遺留分が問題となるケースというのは、まさに遺言がある場合です。

例えば、父と母、その子ども二人(長男、次男)という4人家族のケースで、父が亡くなった場合で考えてみます。

父が亡くなった場合、遺言がない場合には民法900条が定める法定相続分で相続することとなりますので、この場合は

  • 母が2分の1
  • 長男、次男がそれぞれ4分の1

という割合にしたがって各々が父の遺産を相続することとなります。

しかし、父が

「全財産を長男に相続させる。」

という遺言を残して死亡した場合はどうなるでしょうか。

民法が定める法定相続分というのはあくまでも遺言のない場合の相続人の相続分を規定するものに過ぎず、遺言がある場合には遺言の内容が優先となります。

したがって、この場合は遺言の内容に従い、長男が全財産を相続し、母と次男は何も相続できない、という状態が生じます。

このような場合、妻と次男は「自分も相続できたはずなのに・・・」という期待をまさに裏切られたこととなります。

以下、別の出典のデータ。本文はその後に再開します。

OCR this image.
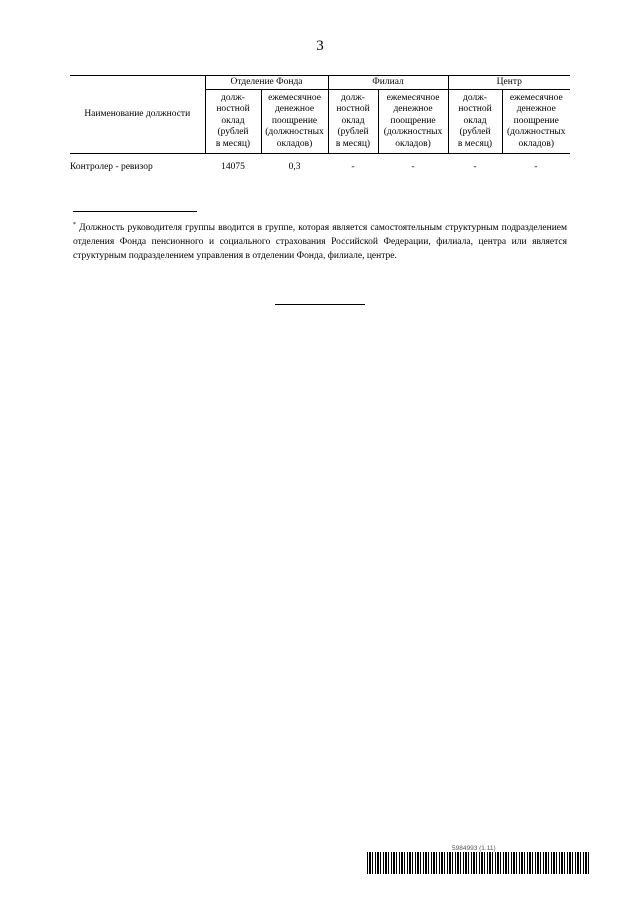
3
Наименование должности	Отделение Фонда		Филиал		Центр	
	долж-
ностной
оклад
(рублей
в месяц)	ежемесячное
денежное
поощрение
(должностных
окладов)	долж-
ностной
оклад
(рублей
в месяц)	ежемесячное
денежное
поощрение
(должностных
окладов)	долж-
ностной
оклад
(рублей
в месяц)	ежемесячное
денежное
поощрение
(должностных
окладов)
Контролер - ревизор	14075	0,3	-	-	-	-
* Должность руководителя группы вводится в группе, которая является самостоятельным структурным подразделением отделения Фонда пенсионного и социального страхования Российской Федерации, филиала, центра или является структурным подразделением управления в отделении Фонда, филиале, центре.
5984993 (1.11)
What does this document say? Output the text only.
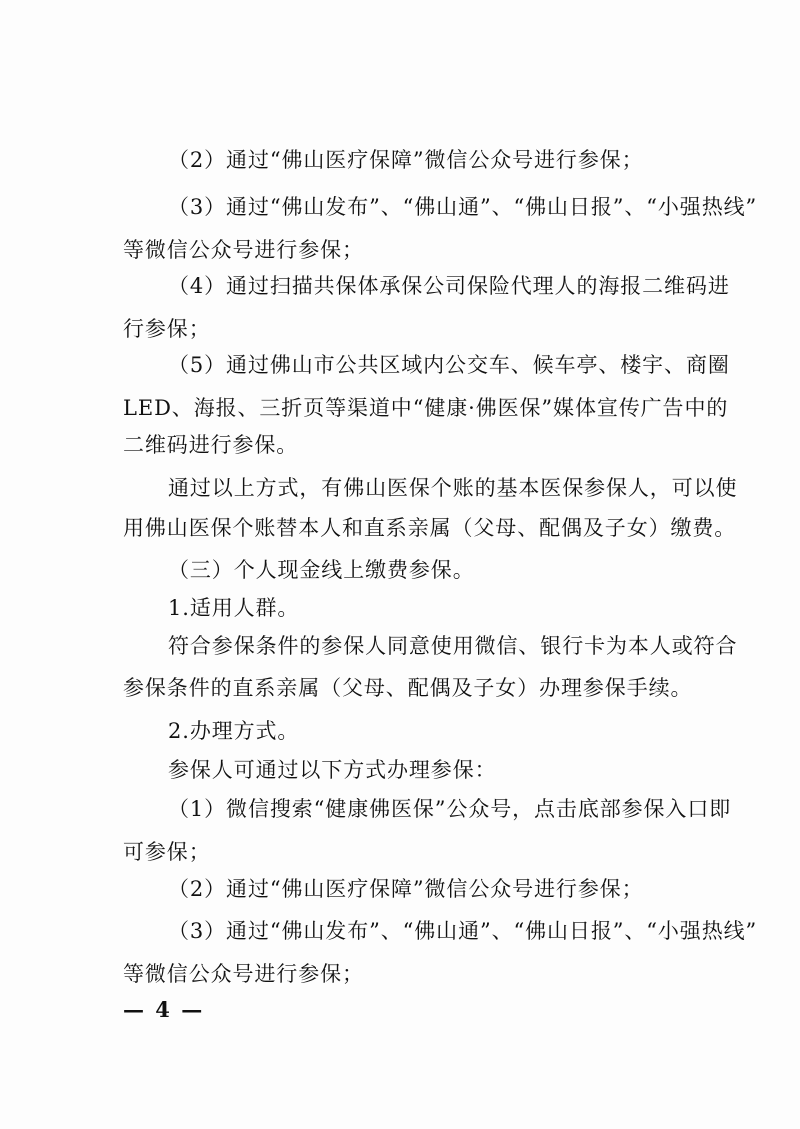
（2）通过“佛山医疗保障”微信公众号进行参保；
（3）通过“佛山发布”、“佛山通”、“佛山日报”、“小强热线”
等微信公众号进行参保；
（4）通过扫描共保体承保公司保险代理人的海报二维码进
行参保；
（5）通过佛山市公共区域内公交车、候车亭、楼宇、商圈
LED、海报、三折页等渠道中“健康·佛医保”媒体宣传广告中的
二维码进行参保。
通过以上方式，有佛山医保个账的基本医保参保人，可以使
用佛山医保个账替本人和直系亲属（父母、配偶及子女）缴费。
（三）个人现金线上缴费参保。
1.适用人群。
符合参保条件的参保人同意使用微信、银行卡为本人或符合
参保条件的直系亲属（父母、配偶及子女）办理参保手续。
2.办理方式。
参保人可通过以下方式办理参保：
（1）微信搜索“健康佛医保”公众号，点击底部参保入口即
可参保；
（2）通过“佛山医疗保障”微信公众号进行参保；
（3）通过“佛山发布”、“佛山通”、“佛山日报”、“小强热线”
等微信公众号进行参保；
— 4 —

そこで、妻と次男の相続に対する期待を実現するための手段として、長男に対して「遺留分」という権利があることを主張することになるのです。

遺留分というものは、相続人に最低限認められている権利ですので、遺言によってもそれをゼロにすることはできません

したがって、遺留分を侵害する内容の遺言は、遺留分に抵触する限りでは「無効」ということになるのです。